The show has swagger
Luke Cage is a solid show with an incredible soundtrack. Like Netflix's underrated The Get Down, the series siphons energy from every era of hip-hop. A smattering of blues riffs and Wu-Tang tracks backs Cage's moves. Tying it together are an original score from Ali Shaheed Muhammad of A Tribe Called Quest and a handful of musical numbers, organically staged at a Harlem nightclub that doubles as the hideout of the main bad guy, "Cottonmouth" Stokes (Mahershala Ali, from House of Cards and the Hunger Games movies).
Ali even lends his own musical skills to the show; when he's not beating misbehaving henchmen into bloody pulps, he can be found pontificating at a piano.

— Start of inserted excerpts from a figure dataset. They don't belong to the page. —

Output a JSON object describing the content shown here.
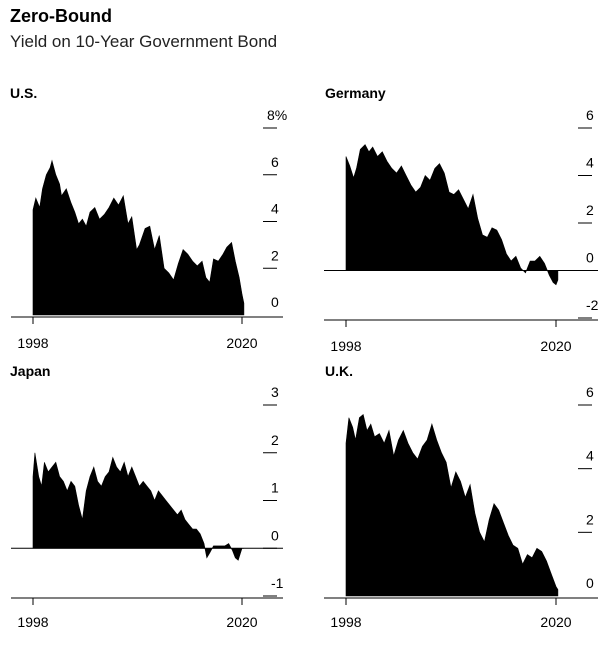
{
  "header": {
    "title": "Zero-Bound",
    "subtitle": "Yield on 10-Year Government Bond"
  },
  "colors": {
    "fill": "#000000",
    "axis": "#000000",
    "text": "#000000"
  },
  "chart_data": [
    {
      "type": "area",
      "title": "U.S.",
      "x_ticks": [
        "1998",
        "2020"
      ],
      "y_ticks": [
        "8%",
        "6",
        "4",
        "2",
        "0"
      ],
      "y_tick_values": [
        8,
        6,
        4,
        2,
        0
      ],
      "xlim": [
        1998,
        2020
      ],
      "ylim": [
        0,
        8
      ],
      "series": [
        {
          "x": [
            1998,
            1998.3,
            1998.7,
            1999,
            1999.4,
            1999.8,
            2000,
            2000.4,
            2000.8,
            2001,
            2001.5,
            2002,
            2002.4,
            2002.8,
            2003.2,
            2003.6,
            2004,
            2004.5,
            2005,
            2005.5,
            2006,
            2006.5,
            2007,
            2007.5,
            2008,
            2008.4,
            2008.9,
            2009.2,
            2009.8,
            2010.3,
            2010.8,
            2011.3,
            2011.8,
            2012.3,
            2012.8,
            2013.3,
            2013.8,
            2014.3,
            2014.8,
            2015.3,
            2015.8,
            2016.2,
            2016.6,
            2017,
            2017.5,
            2018,
            2018.4,
            2018.9,
            2019.3,
            2019.7,
            2020,
            2020.2
          ],
          "values": [
            4.5,
            5.0,
            4.6,
            5.4,
            6.0,
            6.3,
            6.6,
            6.0,
            5.6,
            5.1,
            5.4,
            4.8,
            4.4,
            3.9,
            4.1,
            3.8,
            4.4,
            4.6,
            4.1,
            4.3,
            4.6,
            5.0,
            4.7,
            5.1,
            3.9,
            4.2,
            2.8,
            3.0,
            3.7,
            3.8,
            2.8,
            3.4,
            2.0,
            1.8,
            1.5,
            2.2,
            2.8,
            2.6,
            2.3,
            2.1,
            2.3,
            1.6,
            1.4,
            2.4,
            2.3,
            2.6,
            2.9,
            3.1,
            2.3,
            1.6,
            0.9,
            0.5
          ]
        }
      ]
    },
    {
      "type": "area",
      "title": "Germany",
      "x_ticks": [
        "1998",
        "2020"
      ],
      "y_ticks": [
        "6",
        "4",
        "2",
        "0",
        "-2"
      ],
      "y_tick_values": [
        6,
        4,
        2,
        0,
        -2
      ],
      "xlim": [
        1998,
        2020
      ],
      "ylim": [
        -2,
        6
      ],
      "series": [
        {
          "x": [
            1998,
            1998.4,
            1998.8,
            1999.1,
            1999.5,
            2000,
            2000.4,
            2000.8,
            2001.3,
            2001.8,
            2002.3,
            2002.8,
            2003.3,
            2003.8,
            2004.3,
            2004.8,
            2005.3,
            2005.8,
            2006.3,
            2006.8,
            2007.3,
            2007.8,
            2008.3,
            2008.8,
            2009.3,
            2009.8,
            2010.3,
            2010.8,
            2011.3,
            2011.8,
            2012.3,
            2012.8,
            2013.3,
            2013.8,
            2014.3,
            2014.8,
            2015.3,
            2015.8,
            2016.3,
            2016.8,
            2017.3,
            2017.8,
            2018.3,
            2018.8,
            2019.3,
            2019.7,
            2020,
            2020.2
          ],
          "values": [
            4.8,
            4.4,
            3.9,
            4.3,
            5.1,
            5.3,
            5.0,
            5.2,
            4.8,
            5.0,
            4.6,
            4.3,
            4.1,
            4.4,
            4.0,
            3.6,
            3.3,
            3.5,
            4.0,
            3.8,
            4.3,
            4.5,
            4.1,
            3.3,
            3.2,
            3.4,
            3.0,
            2.6,
            3.2,
            2.2,
            1.5,
            1.4,
            1.8,
            1.7,
            1.3,
            0.7,
            0.4,
            0.6,
            0.1,
            -0.1,
            0.4,
            0.4,
            0.6,
            0.3,
            -0.2,
            -0.5,
            -0.6,
            -0.4
          ]
        }
      ]
    },
    {
      "type": "area",
      "title": "Japan",
      "x_ticks": [
        "1998",
        "2020"
      ],
      "y_ticks": [
        "3",
        "2",
        "1",
        "0",
        "-1"
      ],
      "y_tick_values": [
        3,
        2,
        1,
        0,
        -1
      ],
      "xlim": [
        1998,
        2020
      ],
      "ylim": [
        -1,
        3
      ],
      "series": [
        {
          "x": [
            1998,
            1998.2,
            1998.6,
            1998.9,
            1999.2,
            1999.6,
            2000,
            2000.4,
            2000.8,
            2001.2,
            2001.6,
            2002,
            2002.4,
            2002.8,
            2003.2,
            2003.6,
            2004,
            2004.4,
            2004.8,
            2005.2,
            2005.6,
            2006,
            2006.4,
            2006.8,
            2007.2,
            2007.6,
            2008,
            2008.4,
            2008.8,
            2009.2,
            2009.6,
            2010,
            2010.4,
            2010.8,
            2011.2,
            2011.6,
            2012,
            2012.4,
            2012.8,
            2013.2,
            2013.6,
            2014,
            2014.4,
            2014.8,
            2015.2,
            2015.6,
            2016,
            2016.3,
            2016.6,
            2017,
            2017.4,
            2017.8,
            2018.2,
            2018.6,
            2019,
            2019.3,
            2019.6,
            2020,
            2020.2
          ],
          "values": [
            1.5,
            2.0,
            1.5,
            1.3,
            1.8,
            1.6,
            1.7,
            1.8,
            1.5,
            1.4,
            1.2,
            1.4,
            1.3,
            0.9,
            0.6,
            1.2,
            1.5,
            1.7,
            1.4,
            1.3,
            1.5,
            1.6,
            1.9,
            1.7,
            1.6,
            1.8,
            1.5,
            1.7,
            1.5,
            1.3,
            1.4,
            1.3,
            1.2,
            1.0,
            1.2,
            1.1,
            1.0,
            0.9,
            0.8,
            0.7,
            0.8,
            0.6,
            0.5,
            0.4,
            0.4,
            0.3,
            0.1,
            -0.2,
            -0.1,
            0.05,
            0.05,
            0.05,
            0.05,
            0.1,
            -0.05,
            -0.2,
            -0.25,
            0.0,
            0.0
          ]
        }
      ]
    },
    {
      "type": "area",
      "title": "U.K.",
      "x_ticks": [
        "1998",
        "2020"
      ],
      "y_ticks": [
        "6",
        "4",
        "2",
        "0"
      ],
      "y_tick_values": [
        6,
        4,
        2,
        0
      ],
      "xlim": [
        1998,
        2020
      ],
      "ylim": [
        0,
        6
      ],
      "series": [
        {
          "x": [
            1998,
            1998.3,
            1998.7,
            1999,
            1999.4,
            1999.8,
            2000.2,
            2000.6,
            2001,
            2001.5,
            2002,
            2002.5,
            2003,
            2003.5,
            2004,
            2004.5,
            2005,
            2005.5,
            2006,
            2006.5,
            2007,
            2007.5,
            2008,
            2008.5,
            2009,
            2009.5,
            2010,
            2010.5,
            2011,
            2011.5,
            2012,
            2012.5,
            2013,
            2013.5,
            2014,
            2014.5,
            2015,
            2015.5,
            2016,
            2016.5,
            2017,
            2017.5,
            2018,
            2018.5,
            2019,
            2019.5,
            2020,
            2020.2
          ],
          "values": [
            4.8,
            5.6,
            5.3,
            4.9,
            5.6,
            5.7,
            5.2,
            5.4,
            5.0,
            5.1,
            4.8,
            5.2,
            4.4,
            4.9,
            5.2,
            4.8,
            4.5,
            4.3,
            4.7,
            4.9,
            5.4,
            4.9,
            4.5,
            4.2,
            3.4,
            3.9,
            3.6,
            3.1,
            3.5,
            2.6,
            2.0,
            1.7,
            2.4,
            2.9,
            2.7,
            2.3,
            1.9,
            1.6,
            1.5,
            1.0,
            1.3,
            1.2,
            1.5,
            1.4,
            1.1,
            0.7,
            0.3,
            0.2
          ]
        }
      ]
    }
  ]
}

He's the diabolical embodiment of Biggie's crown portrait (which he hangs in his office!) and, thanks to a bold musical atmosphere, one of the best TV villains in forever.

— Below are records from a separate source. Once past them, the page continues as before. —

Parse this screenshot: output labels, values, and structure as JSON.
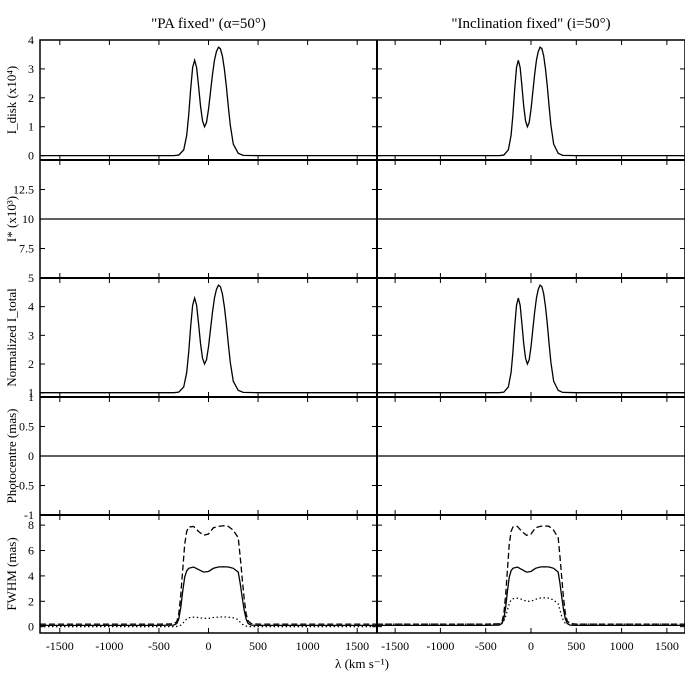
{
  "chart_data": {
    "type": "line",
    "columns": [
      {
        "title": "\"PA fixed\" (α=50°)"
      },
      {
        "title": "\"Inclination fixed\" (i=50°)"
      }
    ],
    "xlabel": "λ (km s⁻¹)",
    "xlim": [
      -1700,
      1700
    ],
    "xticks": [
      -1500,
      -1000,
      -500,
      0,
      500,
      1000,
      1500
    ],
    "rows": [
      {
        "ylabel": "I_disk (x10⁴)",
        "ylim": [
          -0.15,
          4.0
        ],
        "yticks": [
          0,
          1,
          2,
          3,
          4
        ],
        "ytick_labels": [
          "0",
          "1",
          "2",
          "3",
          "4"
        ],
        "series": [
          {
            "style": "solid",
            "x": [
              -1700,
              -500,
              -350,
              -300,
              -250,
              -220,
              -200,
              -180,
              -160,
              -140,
              -120,
              -100,
              -80,
              -60,
              -40,
              -20,
              0,
              20,
              40,
              60,
              80,
              100,
              120,
              140,
              160,
              180,
              200,
              220,
              250,
              300,
              350,
              500,
              1700
            ],
            "y": [
              0,
              0,
              0,
              0.02,
              0.2,
              0.7,
              1.4,
              2.3,
              3.05,
              3.3,
              3.05,
              2.4,
              1.7,
              1.2,
              1.0,
              1.15,
              1.6,
              2.2,
              2.8,
              3.3,
              3.6,
              3.75,
              3.7,
              3.45,
              3.0,
              2.4,
              1.7,
              1.05,
              0.4,
              0.08,
              0.01,
              0,
              0
            ],
            "y_col2": [
              0,
              0,
              0,
              0.02,
              0.2,
              0.7,
              1.4,
              2.3,
              3.05,
              3.3,
              3.05,
              2.4,
              1.7,
              1.2,
              1.0,
              1.15,
              1.6,
              2.2,
              2.8,
              3.3,
              3.6,
              3.75,
              3.7,
              3.45,
              3.0,
              2.4,
              1.7,
              1.05,
              0.4,
              0.08,
              0.01,
              0,
              0
            ]
          }
        ]
      },
      {
        "ylabel": "I* (x10³)",
        "ylim": [
          5,
          15
        ],
        "yticks": [
          5,
          7.5,
          10,
          12.5
        ],
        "ytick_labels": [
          "5",
          "7.5",
          "10",
          "12.5"
        ],
        "series": [
          {
            "style": "solid",
            "x": [
              -1700,
              1700
            ],
            "y": [
              10,
              10
            ],
            "y_col2": [
              10,
              10
            ]
          }
        ]
      },
      {
        "ylabel": "Normalized I_total",
        "ylim": [
          0.85,
          5.0
        ],
        "yticks": [
          1,
          2,
          3,
          4
        ],
        "ytick_labels": [
          "1",
          "2",
          "3",
          "4"
        ],
        "series": [
          {
            "style": "solid",
            "x": [
              -1700,
              -500,
              -350,
              -300,
              -250,
              -220,
              -200,
              -180,
              -160,
              -140,
              -120,
              -100,
              -80,
              -60,
              -40,
              -20,
              0,
              20,
              40,
              60,
              80,
              100,
              120,
              140,
              160,
              180,
              200,
              220,
              250,
              300,
              350,
              500,
              1700
            ],
            "y": [
              1,
              1,
              1,
              1.02,
              1.2,
              1.7,
              2.4,
              3.3,
              4.05,
              4.3,
              4.05,
              3.4,
              2.7,
              2.2,
              2.0,
              2.15,
              2.6,
              3.2,
              3.8,
              4.3,
              4.6,
              4.75,
              4.7,
              4.45,
              4.0,
              3.4,
              2.7,
              2.05,
              1.4,
              1.08,
              1.01,
              1,
              1
            ],
            "y_col2": [
              1,
              1,
              1,
              1.02,
              1.2,
              1.7,
              2.4,
              3.3,
              4.05,
              4.3,
              4.05,
              3.4,
              2.7,
              2.2,
              2.0,
              2.15,
              2.6,
              3.2,
              3.8,
              4.3,
              4.6,
              4.75,
              4.7,
              4.45,
              4.0,
              3.4,
              2.7,
              2.05,
              1.4,
              1.08,
              1.01,
              1,
              1
            ]
          }
        ]
      },
      {
        "ylabel": "Photocentre (mas)",
        "ylim": [
          -1,
          1
        ],
        "yticks": [
          -1,
          -0.5,
          0,
          0.5,
          1
        ],
        "ytick_labels": [
          "-1",
          "-0.5",
          "0",
          "0.5",
          "1"
        ],
        "series": [
          {
            "style": "solid",
            "x": [
              -1700,
              1700
            ],
            "y": [
              0,
              0
            ],
            "y_col2": [
              0,
              0
            ]
          }
        ]
      },
      {
        "ylabel": "FWHM (mas)",
        "ylim": [
          -0.5,
          8.8
        ],
        "yticks": [
          0,
          2,
          4,
          6,
          8
        ],
        "ytick_labels": [
          "0",
          "2",
          "4",
          "6",
          "8"
        ],
        "series": [
          {
            "style": "dashed",
            "x": [
              -1700,
              -500,
              -350,
              -320,
              -300,
              -280,
              -260,
              -240,
              -220,
              -200,
              -150,
              -100,
              -50,
              0,
              50,
              100,
              150,
              200,
              250,
              300,
              320,
              340,
              360,
              380,
              400,
              430,
              500,
              1700
            ],
            "y": [
              0.2,
              0.2,
              0.22,
              0.4,
              1.0,
              2.5,
              4.5,
              6.5,
              7.5,
              7.85,
              7.9,
              7.5,
              7.2,
              7.3,
              7.8,
              7.9,
              7.95,
              7.9,
              7.6,
              7.0,
              5.5,
              3.8,
              2.2,
              1.0,
              0.45,
              0.25,
              0.2,
              0.2
            ],
            "y_col2": [
              0.2,
              0.2,
              0.22,
              0.4,
              1.0,
              2.5,
              4.5,
              6.5,
              7.5,
              7.85,
              7.9,
              7.5,
              7.2,
              7.3,
              7.8,
              7.9,
              7.95,
              7.9,
              7.6,
              7.0,
              5.5,
              3.8,
              2.2,
              1.0,
              0.45,
              0.25,
              0.2,
              0.2
            ]
          },
          {
            "style": "solid",
            "x": [
              -1700,
              -500,
              -350,
              -320,
              -300,
              -280,
              -260,
              -240,
              -220,
              -200,
              -150,
              -100,
              -50,
              0,
              50,
              100,
              150,
              200,
              250,
              300,
              320,
              340,
              360,
              380,
              400,
              430,
              500,
              1700
            ],
            "y": [
              0.1,
              0.1,
              0.12,
              0.25,
              0.6,
              1.5,
              2.8,
              3.9,
              4.4,
              4.6,
              4.7,
              4.5,
              4.3,
              4.35,
              4.6,
              4.7,
              4.72,
              4.7,
              4.6,
              4.3,
              3.4,
              2.3,
              1.3,
              0.6,
              0.25,
              0.12,
              0.1,
              0.1
            ],
            "y_col2": [
              0.1,
              0.1,
              0.12,
              0.25,
              0.6,
              1.5,
              2.8,
              3.9,
              4.4,
              4.6,
              4.7,
              4.5,
              4.3,
              4.35,
              4.6,
              4.7,
              4.72,
              4.7,
              4.6,
              4.3,
              3.4,
              2.3,
              1.3,
              0.6,
              0.25,
              0.12,
              0.1,
              0.1
            ]
          },
          {
            "style": "dotted",
            "x": [
              -1700,
              -500,
              -350,
              -320,
              -300,
              -280,
              -260,
              -240,
              -220,
              -200,
              -150,
              -100,
              -50,
              0,
              50,
              100,
              150,
              200,
              250,
              300,
              320,
              340,
              360,
              380,
              400,
              430,
              500,
              1700
            ],
            "y": [
              0,
              0,
              0,
              0.02,
              0.05,
              0.12,
              0.25,
              0.45,
              0.6,
              0.7,
              0.75,
              0.72,
              0.65,
              0.65,
              0.72,
              0.75,
              0.77,
              0.75,
              0.7,
              0.55,
              0.35,
              0.2,
              0.1,
              0.04,
              0.01,
              0,
              0,
              0
            ],
            "y_col2": [
              0.2,
              0.2,
              0.22,
              0.3,
              0.45,
              0.8,
              1.3,
              1.8,
              2.1,
              2.2,
              2.25,
              2.15,
              2.0,
              2.0,
              2.15,
              2.25,
              2.28,
              2.25,
              2.1,
              1.8,
              1.3,
              0.8,
              0.45,
              0.25,
              0.2,
              0.2,
              0.2,
              0.2
            ]
          }
        ]
      }
    ]
  }
}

But it's not an action series like Daredevil
While the first Luke Cage episodes dip an unbreakable toe into Shaolin martial arts (true to the Wu-Tang way), there isn't a mano-a-mano fight to match the Marvel predecessors. Cage can break through walls or send his enemies through them, but showdowns are limited. The spurts of spectacle may leave action junkies wanting more.
The series never loses its cool
Like a rambling comic book arc, forced to start and restart every issue, Netflix's Marvel series could stand to condense their required 13 episodes into shorter runs. Without Jessica Jones' pressing social issues or Daredevil's bombast, Luke Cage can plod along (you'll scream "another conversation about tax money??" at least twice). But Colter kept me hooked. He is our Clint Eastwood, our Richard Roundtree, our Steve McQueen, our Pam Grier, our Arnold Schwarzenegger (with actual emotions), a level-headed badass for the Netflix generation. He's strong enough to tear a car door off an SUV, and he's strong enough to carry yet another superhero show.